The Islamic Revolutionary Guard Corps has issued a direct threat against Israeli Prime Minister Benjamin Netanyahu, declaring a mission to 'hunt down and kill' the leader. This escalation follows reported Israeli strikes in Shiraz and drone interceptions near Riyadh, signaling a dangerous expansion of regional hostilities. While Iran demands a full U.S. military withdrawal as a condition for peace, Turkey maintains a neutral stance to avoid further involvement in the growing crisis.

Direct Threat to Netanyahu

The IRGC publicly stated its intention to target the Israeli Prime Minister, escalating the rhetoric of the ongoing conflict.

Geographical Expansion

Military actions have spread to Shiraz in Iran and near Riyadh in Saudi Arabia, involving multiple regional powers.

U.S. Withdrawal Condition

Iranian officials claim the end of the war depends exclusively on the complete removal of United States forces from the Middle East.

Turkish Neutrality

Foreign Minister Hakan Fidan confirmed that Turkey will not intervene or respond to Iranian military provocations.

Iran's Islamic Revolutionary Guard Corps threatened to hunt down and kill Israeli Prime Minister Benjamin Netanyahu, as the conflict involving Iran drew in an expanding number of regional and international actors. The threat, reported by ANSA on March 15, 2026, marked a direct and explicit escalation in rhetoric from Tehran directed at Israeli leadership. Iran also claimed that Israel carried out a strike in the city of Shiraz, according to Czech public broadcaster ČT24. Saudi Arabia separately destroyed drones intercepted near its capital, Riyadh, in an incident reported the same day. The breadth of incidents across multiple countries illustrated how the conflict had spread well beyond its initial flashpoints.

Iran set the withdrawal of United States forces from the region as a non-negotiable condition for ending the war, according to reporting by Greek outlet NewsIT. Iranian officials stated that the resolution of the conflict rested exclusively in Tehran's hands. Separately, Iranian authorities arrested 20 (people) — arrested in Iran for alleged ties to Israel individuals on allegations of ties to Israel, according to media reports cited by Mediapart. The arrests signaled an intensification of internal security measures alongside the external military confrontation. Iran's dual posture — issuing external threats while conducting domestic security sweeps — underscored the multi-layered nature of the crisis.

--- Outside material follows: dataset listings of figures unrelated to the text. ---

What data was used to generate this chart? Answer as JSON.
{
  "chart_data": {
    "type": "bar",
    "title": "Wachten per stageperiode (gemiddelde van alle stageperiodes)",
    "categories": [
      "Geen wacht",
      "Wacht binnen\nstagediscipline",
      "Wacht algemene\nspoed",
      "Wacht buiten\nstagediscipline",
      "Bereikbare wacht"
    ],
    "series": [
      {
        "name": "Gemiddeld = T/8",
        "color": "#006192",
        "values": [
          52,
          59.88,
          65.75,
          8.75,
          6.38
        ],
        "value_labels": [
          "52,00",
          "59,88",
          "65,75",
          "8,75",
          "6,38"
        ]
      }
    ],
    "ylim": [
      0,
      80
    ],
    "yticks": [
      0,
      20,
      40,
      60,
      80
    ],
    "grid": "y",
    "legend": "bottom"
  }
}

Turkey signaled it would not enter the conflict. Turkish Foreign Minister Hakan Fidan stated that Turkey does not want to get involved and will not respond to Iran, according to Greek broadcaster SKAI. „Turkey does not want to get involved nor is it going to respond to Iran” — Hakan Fidan via ΣΚΑΪ Fidan, who has served as Turkey's Minister of Foreign Affairs since June 2023, delivered the statement as regional powers assessed their positions. The French outlet Franceinfo examined why the war in Iran had drawn in so many countries, reflecting broader international concern about the conflict's expanding scope. Turkey's explicit distancing from the confrontation stood in contrast to the involvement of other regional actors, including Saudi Arabia's active interception of drones near Riyadh.

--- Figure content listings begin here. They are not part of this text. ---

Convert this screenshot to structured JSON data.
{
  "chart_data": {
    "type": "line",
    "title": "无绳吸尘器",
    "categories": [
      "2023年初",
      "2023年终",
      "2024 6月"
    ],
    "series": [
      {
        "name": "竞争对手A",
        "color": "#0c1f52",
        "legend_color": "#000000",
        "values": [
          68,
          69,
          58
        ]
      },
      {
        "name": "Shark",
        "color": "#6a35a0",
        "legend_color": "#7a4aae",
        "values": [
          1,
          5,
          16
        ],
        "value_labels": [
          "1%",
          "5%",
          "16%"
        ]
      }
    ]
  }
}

The Islamic Revolutionary Guard Corps was established after the 1979 Iranian Revolution as a force parallel to the conventional military, tasked with defending the revolutionary government. The IRGC has been designated a terrorist organization by the United States since 2019. Iran and Israel have engaged in a prolonged shadow conflict spanning multiple decades, conducted through proxy forces, cyberattacks, and targeted killings. The city of Shiraz, located in southern Iran, is a major urban center and has previously been the site of internal security incidents.

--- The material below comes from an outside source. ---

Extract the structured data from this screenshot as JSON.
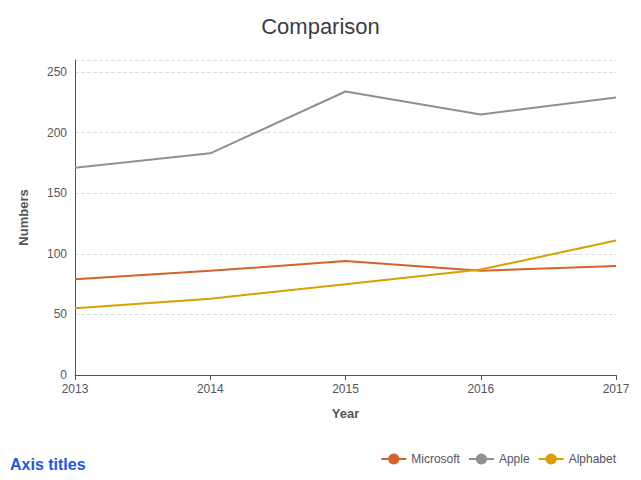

Poland's Ministry of Foreign Affairs released data on evacuations from the Middle East, according to TVN24, as Warsaw tracked the situation for its citizens in the region. No confirmed information is available on the specific numbers or destinations cited in the Polish ministry's release. The French broadcaster Franceinfo framed the conflict as one involving an unusually large number of countries, raising questions about the mechanisms drawing regional and global powers into the confrontation. Analysts and governments across Europe monitored developments as the combination of direct military strikes, drone interceptions, internal arrests, and explicit assassination threats against a sitting head of government created a volatile and rapidly shifting situation across the broader Middle East.